Prenuptial agreements used to have a negative stigma amongst people in Oregon and elsewhere, but this stigma is fading. Now, many couples especially couples with significant assets understand that a prenuptial agreement is simply a good way to protect your interests should your marriage not last.
Prenups and finances
A prenuptial agreement is essentially a contract between soon-to-be spouses that outline their financial interests should they divorce, as well as addressing issues that may come up during their marriage. Prenups generally deal with financial issues such as property division and alimony. One thing prenups cannot touch are issues involving children. Prenups cannot address child support or other rights related to children.

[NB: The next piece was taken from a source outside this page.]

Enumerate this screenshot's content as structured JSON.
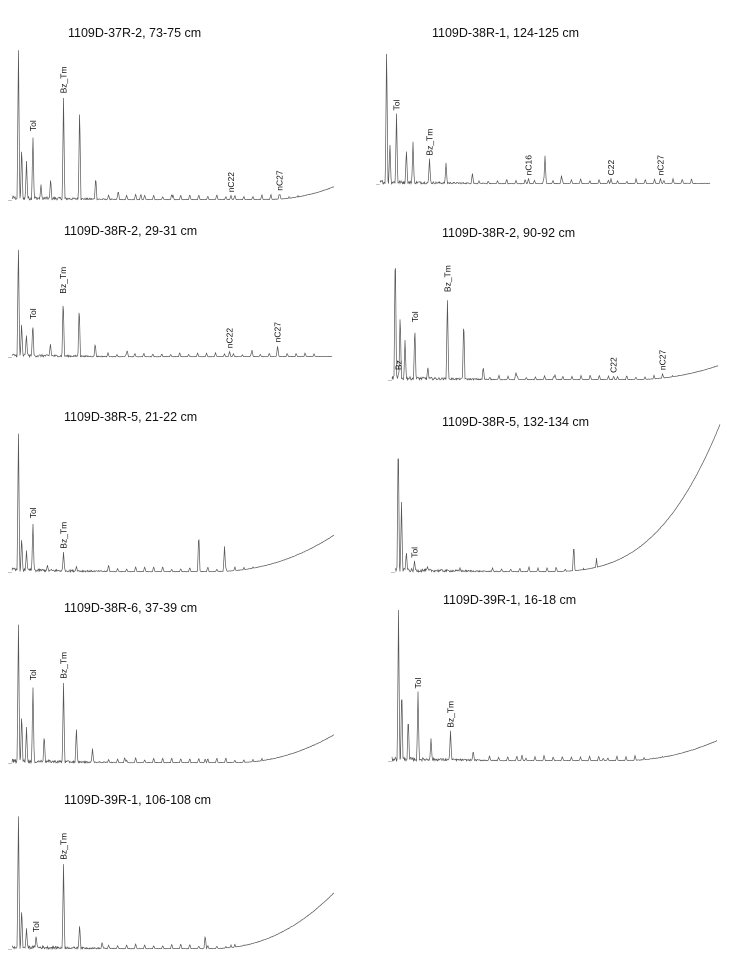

One thing that is essential in a prenup is that it is fair. A prenup must be fair to both parties to be enforceable. A prenup that was rushed into right before the wedding day or that unfairly favors one party over the other may ultimately be unenforceable. Couples must also be honest. All their assets and debts must be made known at the time the prenup is drafted. Hiding assets is not allowed.
Retain an attorney
It is useful for both sides to a prenup to retain their own attorneys and some states make doing so mandatory. By having your own attorney looking after your interests, you can ensure the ensuing document reflects your needs and interests should you divorce. A prenup can also include provisions stating you and your partner will try to resolve your dispute through mediation or other alternative dispute resolution processes should your marriage end in divorce.